Now, there’s part of the problem. The bar has been set so low with Donald Trump that almost anyone can step over it. Trump invites judgement at the level of the lowest common denominator. But this is fundamentally wrong. If we are using Trump as a benchmark for who might be president of the USA we will accept just about anyone – including Stephen Bannon and Michael Wolff himself!
In fact, there have been US presidents as unqualified as Winfrey and Trump. The only public post Chester Arthur, 21st President, held had been as a tax inspector – Eisenhower had only ever been a soldier. Abraham Lincoln, himself, only served one term in the House before becoming the most admired president the country has had – though he had, of course, been an active revolutionary. And the USA has had its share of disastrous presidents who, nonetheless, had appropriate backgrounds: Hoover, Harrison, Fillmore, Harding. Indeed, though Hilary Clinton – like Lyndon Johnson and Richard Nixon – was supremely politically qualified for the presidential role – seasoned and experienced at State management – she was widely thought to be too much so – so credentialed that her unimpeachability might be disabling of democracy.
So what is it that might make Oprah Winfrey qualified or otherwise for the job – besides her olympian skills of empathy?
Unlike university professors, doctors and lawyers, politicians don’t have a body of knowledge that carries with it certain qualifications that ensure only those who have mastered the knowledge are admitted to the tribe. Politics is not policed in the same way that law is – there are no qualifications other than experience and commitment. Anyone good at reasoning and the rhetorical arts can stand up in court and persuade a judge and a jury. But that is not enough to ‘be’ a lawyer. We expect certain understanding of ethics associated with that and with the use of evidence; numerous technical insights that ensure the practice of advocacy falls within common, standardised rules; we expect a commitment to certain cultural norms such as respect, compromise, and self-restraint; we certainly expect a lawyer to consciously carry with her some of the history of the profession. You don’t just train to be a lawyer – you are inducted into the role. Part of the unusualness of Trump is that he occupies the role but has never been through an induction – he, as it were, parachuted into it. It is also said that one can never be truly a member of a culture until you can tell a joke in it. Has Trump successfully told a political joke? If so it’s hard to tell it apart from one of his all-too-frequent grotesqueries.

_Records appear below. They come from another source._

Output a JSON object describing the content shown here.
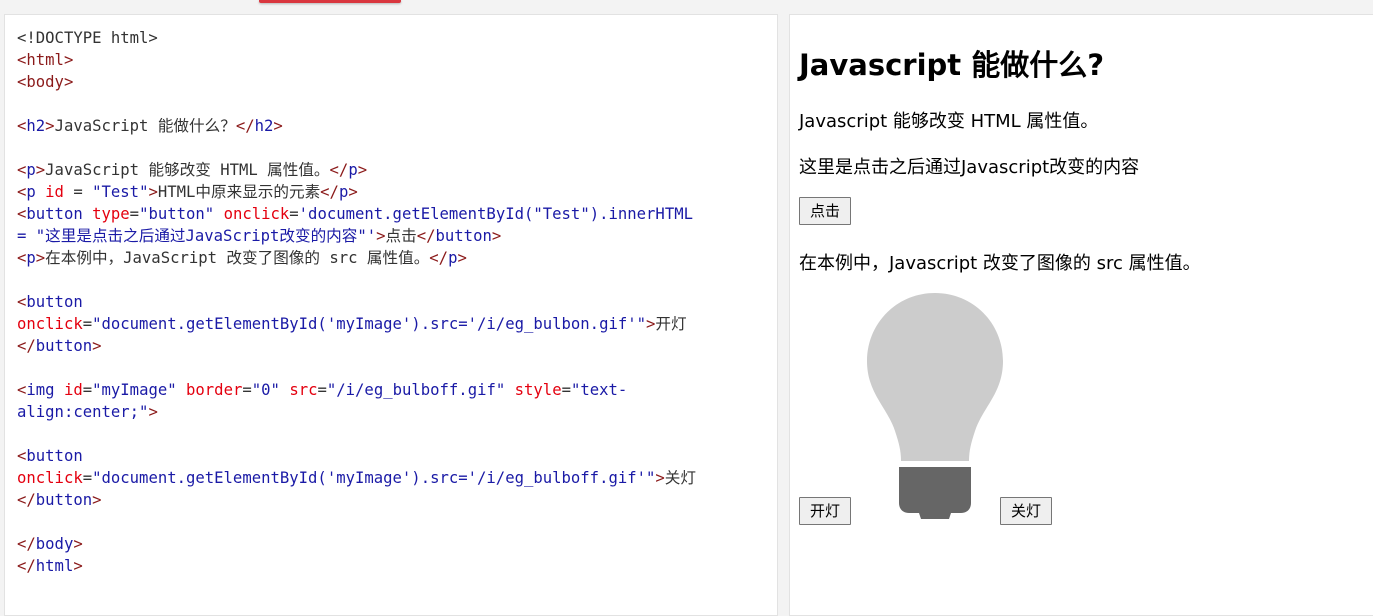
{
  "code_lines": [
    [
      {
        "t": "<!DOCTYPE html>",
        "c": "txt"
      }
    ],
    [
      {
        "t": "<",
        "c": "tag"
      },
      {
        "t": "html",
        "c": "tag"
      },
      {
        "t": ">",
        "c": "tag"
      }
    ],
    [
      {
        "t": "<",
        "c": "tag"
      },
      {
        "t": "body",
        "c": "tag"
      },
      {
        "t": ">",
        "c": "tag"
      }
    ],
    [],
    [
      {
        "t": "<",
        "c": "tag"
      },
      {
        "t": "h2",
        "c": "tn"
      },
      {
        "t": ">",
        "c": "tag"
      },
      {
        "t": "JavaScript 能做什么？",
        "c": "txt"
      },
      {
        "t": "</",
        "c": "tag"
      },
      {
        "t": "h2",
        "c": "tn"
      },
      {
        "t": ">",
        "c": "tag"
      }
    ],
    [],
    [
      {
        "t": "<",
        "c": "tag"
      },
      {
        "t": "p",
        "c": "tn"
      },
      {
        "t": ">",
        "c": "tag"
      },
      {
        "t": "JavaScript 能够改变 HTML 属性值。",
        "c": "txt"
      },
      {
        "t": "</",
        "c": "tag"
      },
      {
        "t": "p",
        "c": "tn"
      },
      {
        "t": ">",
        "c": "tag"
      }
    ],
    [
      {
        "t": "<",
        "c": "tag"
      },
      {
        "t": "p ",
        "c": "tn"
      },
      {
        "t": "id",
        "c": "attr"
      },
      {
        "t": " = ",
        "c": "txt"
      },
      {
        "t": "\"Test\"",
        "c": "val"
      },
      {
        "t": ">",
        "c": "tag"
      },
      {
        "t": "HTML中原来显示的元素",
        "c": "txt"
      },
      {
        "t": "</",
        "c": "tag"
      },
      {
        "t": "p",
        "c": "tn"
      },
      {
        "t": ">",
        "c": "tag"
      }
    ],
    [
      {
        "t": "<",
        "c": "tag"
      },
      {
        "t": "button ",
        "c": "tn"
      },
      {
        "t": "type",
        "c": "attr"
      },
      {
        "t": "=",
        "c": "txt"
      },
      {
        "t": "\"button\" ",
        "c": "val"
      },
      {
        "t": "onclick",
        "c": "attr"
      },
      {
        "t": "=",
        "c": "txt"
      },
      {
        "t": "'document.getElementById(\"Test\").innerHTML",
        "c": "val"
      }
    ],
    [
      {
        "t": "= \"这里是点击之后通过JavaScript改变的内容\"'",
        "c": "val"
      },
      {
        "t": ">",
        "c": "tag"
      },
      {
        "t": "点击",
        "c": "txt"
      },
      {
        "t": "</",
        "c": "tag"
      },
      {
        "t": "button",
        "c": "tn"
      },
      {
        "t": ">",
        "c": "tag"
      }
    ],
    [
      {
        "t": "<",
        "c": "tag"
      },
      {
        "t": "p",
        "c": "tn"
      },
      {
        "t": ">",
        "c": "tag"
      },
      {
        "t": "在本例中，JavaScript 改变了图像的 src 属性值。",
        "c": "txt"
      },
      {
        "t": "</",
        "c": "tag"
      },
      {
        "t": "p",
        "c": "tn"
      },
      {
        "t": ">",
        "c": "tag"
      }
    ],
    [],
    [
      {
        "t": "<",
        "c": "tag"
      },
      {
        "t": "button",
        "c": "tn"
      }
    ],
    [
      {
        "t": "onclick",
        "c": "attr"
      },
      {
        "t": "=",
        "c": "txt"
      },
      {
        "t": "\"document.getElementById('myImage').src='/i/eg_bulbon.gif'\"",
        "c": "val"
      },
      {
        "t": ">",
        "c": "tag"
      },
      {
        "t": "开灯",
        "c": "txt"
      }
    ],
    [
      {
        "t": "</",
        "c": "tag"
      },
      {
        "t": "button",
        "c": "tn"
      },
      {
        "t": ">",
        "c": "tag"
      }
    ],
    [],
    [
      {
        "t": "<",
        "c": "tag"
      },
      {
        "t": "img ",
        "c": "tn"
      },
      {
        "t": "id",
        "c": "attr"
      },
      {
        "t": "=",
        "c": "txt"
      },
      {
        "t": "\"myImage\" ",
        "c": "val"
      },
      {
        "t": "border",
        "c": "attr"
      },
      {
        "t": "=",
        "c": "txt"
      },
      {
        "t": "\"0\" ",
        "c": "val"
      },
      {
        "t": "src",
        "c": "attr"
      },
      {
        "t": "=",
        "c": "txt"
      },
      {
        "t": "\"/i/eg_bulboff.gif\" ",
        "c": "val"
      },
      {
        "t": "style",
        "c": "attr"
      },
      {
        "t": "=",
        "c": "txt"
      },
      {
        "t": "\"text-",
        "c": "val"
      }
    ],
    [
      {
        "t": "align:center;\"",
        "c": "val"
      },
      {
        "t": ">",
        "c": "tag"
      }
    ],
    [],
    [
      {
        "t": "<",
        "c": "tag"
      },
      {
        "t": "button",
        "c": "tn"
      }
    ],
    [
      {
        "t": "onclick",
        "c": "attr"
      },
      {
        "t": "=",
        "c": "txt"
      },
      {
        "t": "\"document.getElementById('myImage').src='/i/eg_bulboff.gif'\"",
        "c": "val"
      },
      {
        "t": ">",
        "c": "tag"
      },
      {
        "t": "关灯",
        "c": "txt"
      }
    ],
    [
      {
        "t": "</",
        "c": "tag"
      },
      {
        "t": "button",
        "c": "tn"
      },
      {
        "t": ">",
        "c": "tag"
      }
    ],
    [],
    [
      {
        "t": "</",
        "c": "tag"
      },
      {
        "t": "body",
        "c": "tn"
      },
      {
        "t": ">",
        "c": "tag"
      }
    ],
    [
      {
        "t": "</",
        "c": "tag"
      },
      {
        "t": "html",
        "c": "tn"
      },
      {
        "t": ">",
        "c": "tag"
      }
    ]
  ],
  "result": {
    "heading": "Javascript 能做什么?",
    "para1": "Javascript 能够改变 HTML 属性值。",
    "para2": "这里是点击之后通过Javascript改变的内容",
    "click_button": "点击",
    "para3": "在本例中，Javascript 改变了图像的 src 属性值。",
    "on_button": "开灯",
    "off_button": "关灯",
    "bulb_state": "off",
    "bulb_icon": "lightbulb-off-icon"
  },
  "colors": {
    "tag": "#8b1a1a",
    "tag_name": "#1a1aa6",
    "attr": "#e4000f",
    "value": "#1a1aa6",
    "bulb_glass": "#cccccc",
    "bulb_base": "#666666"
  }
}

So, in that sense, a Winfrey and a Trump can, indeed, become president-by-parachute – and forego the funnies. The boundaries around the practice of politics are highly permeable – there is no one to denounce you for being a – please excuse this – ‘fake’. We like the fact that anyone (with enough money and clout) can become president.

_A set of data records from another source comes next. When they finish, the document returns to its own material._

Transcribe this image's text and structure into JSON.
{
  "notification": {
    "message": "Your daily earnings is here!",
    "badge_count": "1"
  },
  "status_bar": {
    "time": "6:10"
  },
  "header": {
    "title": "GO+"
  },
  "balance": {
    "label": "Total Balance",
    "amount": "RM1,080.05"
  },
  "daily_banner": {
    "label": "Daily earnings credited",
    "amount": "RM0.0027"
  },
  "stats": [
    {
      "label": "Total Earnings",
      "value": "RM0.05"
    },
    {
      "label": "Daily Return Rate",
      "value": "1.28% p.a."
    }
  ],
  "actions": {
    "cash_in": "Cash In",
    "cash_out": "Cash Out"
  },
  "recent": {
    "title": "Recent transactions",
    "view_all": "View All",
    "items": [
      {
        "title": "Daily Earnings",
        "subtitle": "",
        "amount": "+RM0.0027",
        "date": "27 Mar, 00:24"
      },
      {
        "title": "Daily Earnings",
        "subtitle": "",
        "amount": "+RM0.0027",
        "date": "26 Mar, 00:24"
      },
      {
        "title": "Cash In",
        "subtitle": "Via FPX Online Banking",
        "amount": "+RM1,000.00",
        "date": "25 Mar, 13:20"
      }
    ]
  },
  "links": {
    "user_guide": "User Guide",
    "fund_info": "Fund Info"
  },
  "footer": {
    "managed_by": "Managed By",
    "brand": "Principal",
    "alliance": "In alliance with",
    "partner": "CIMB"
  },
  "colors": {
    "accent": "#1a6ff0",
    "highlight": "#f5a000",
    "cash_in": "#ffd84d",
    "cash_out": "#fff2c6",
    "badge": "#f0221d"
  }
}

But this does not allow us to be licentious, to tear up rulebooks, to reduce our expectations of politicians. We are shocked when we see George W. Bush struggling to name a State leader or capital; we are indignant when we hear Richard Nixon using coarse language to describe coarse acts; we are dismayed when Donald Trump so casually dismisses years of diplomatic agreements and structures on the basis of whimsy, caprice and prejudice. We feel chilled when Dwight D. Eisenhower takes on the presidency and brings the dispositions of a wartime general to this highest civic post – relieved and celebratory when we realise that he successfully adapted his military judgement and skills to those needed to meet the demands of a presidency.
Eisenhower showed the refined skill and insights of a politician through many of his actions – passing socially progressive legislation as a Republican when House and Senate were Democrat; establishing NASA as a civilian organisation; first delaying and then helping to engineer the downfall of Joe McCarthy; and, in an act of stunning insight and reflection, warning the country of the influence of the “military-industrial complex”. Eisenhower, perhaps above other US presidents, shows that there are credentials that not only define you as ‘presidential material’, but which elevate you to presidential ‘statesmanship’.
There is, in this fuzzy concept of ‘statesmanship’, an echo of what we understand to be professional mastery. You can study Physics and master its content, but still not feel able to call yourself a ‘physicist’; paint and play an instrument but be cautious in putting ‘artist’ in your passport. Academics are often cautious about conferring the title of ‘scholar’ on a colleague. The shift from studying geography to being a ‘geographer’ involves an indwelling of identity, a sense of commitment, of the title describing who you feel yourself to have become. There has to be that sense of having been through a process of ‘becoming’.
It is easier to see this ineffable quality in politicians than to describe it. Churchill had it, as did Margaret Thatcher – but Tony Blair did not and neither does Theresa May. John Major has always tried to assume it, but it eludes him, whereas David Steele came to acquire it. Eisenhower and Roosevelt had it in spades – Nixon had the darker side of it. Many mourned the death of John F. Kennedy because he seemed to be so latent with those transcendental qualities.
Like the British constitution, that presidential and ‘statesman-like’ qualifications are not written down does not mean that they are not known and expected. We cannot disbar a presidential candidate on the basis of lack of credentials but this does not mean that we cannot challenge their legitimacy. Indeed, the US Election Primaries were designed specifically to test these credentials and expose their absence and to filter out the inappropriate candidates. We may recall that Trump’s surprising and iconoclastic election win was down to the final Party Convention at which reasonableness and compromise suggested that delegates would shrink from endorsing his Republican candidacy, even though he had chalked up enough votes to ensure it.
So, supporting Oprah Winfrey’s presidential ambitions is a way of making the Trump presidency a precedent – the affirmation that the unwritten rules just do not apply – that there is no skillset, the we depreciate of the value of statesmanship. It would be a continuation of the Trump presidency. Those who value those professional qualities and credentials in politicians are dismayed by the awful personal qualities of the man – his racism, misogyny, incompetence – but, in a deeper sense, by his betrayal of the whole notion of qualification. That same dismay would attend a Winfrey presidency, even though she may be a person of greater personal integrity and sympathy. Yes, we may well want a president to be drawn from the political class, to have been inducted into its culture – okay, to have been a frog in the Washington ‘swamp’.